Setting. Anesthesia Dept. and Orthopedic Dept. of a District Hospital in Italy.
Method. The day before surgery the mental status of elected patients was evaluated employing a modified Organic Brain Syndrome (OBS) scale (Gustafsson). The better the mental status, the lesser the OBS score. It was possible therefore to distinguish “oriented” from “confuse” patients (38 vs 22) if they scored ≤6 or >6 respectively. Patients from each group were than randomly assigned to receive either GA or selective SA. Neither group was premedicated. GA was induced with propofol 1 mg/kg and maintained with O2/N2O 40/60% and isoflurane; atracurium was employed to facilitate mioresolution. Spinal anesthesia was performed with hyperbaric 1% bupivacaine.
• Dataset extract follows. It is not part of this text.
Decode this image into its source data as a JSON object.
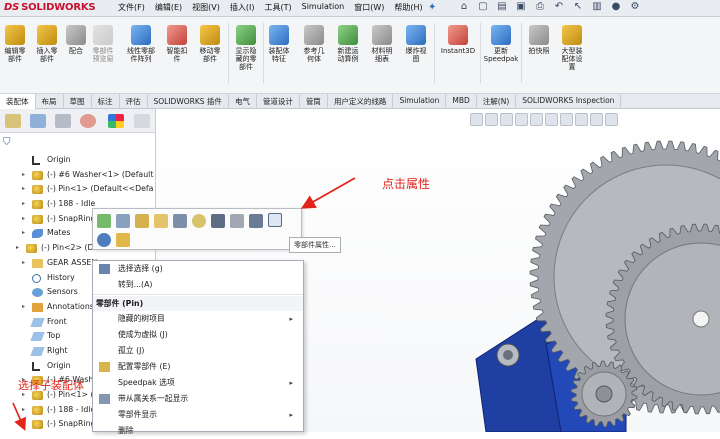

All patients were monitored in the Recovery Room (RR) for at least one hour. Occurrence of hypotension and/or hypoxia in the Operating Room (OR) or the RR was immediately treated. Mental status was reassessed on the 1st and 2nd postoperative day and results were compared with the corresponding preoperative OBS scores both in GA patients and in SA patients.
Results. No statistically significant differences were found between pre- and postoperative OBS scores in both GA and SA group, whether “oriented” or “confuse”.
Conclusions. Mental status of elderly patients submitted to femoral neck repair doesn’t seem to be influenced by the anesthetic technique chosen, indipendent of preoperative psychic conditions.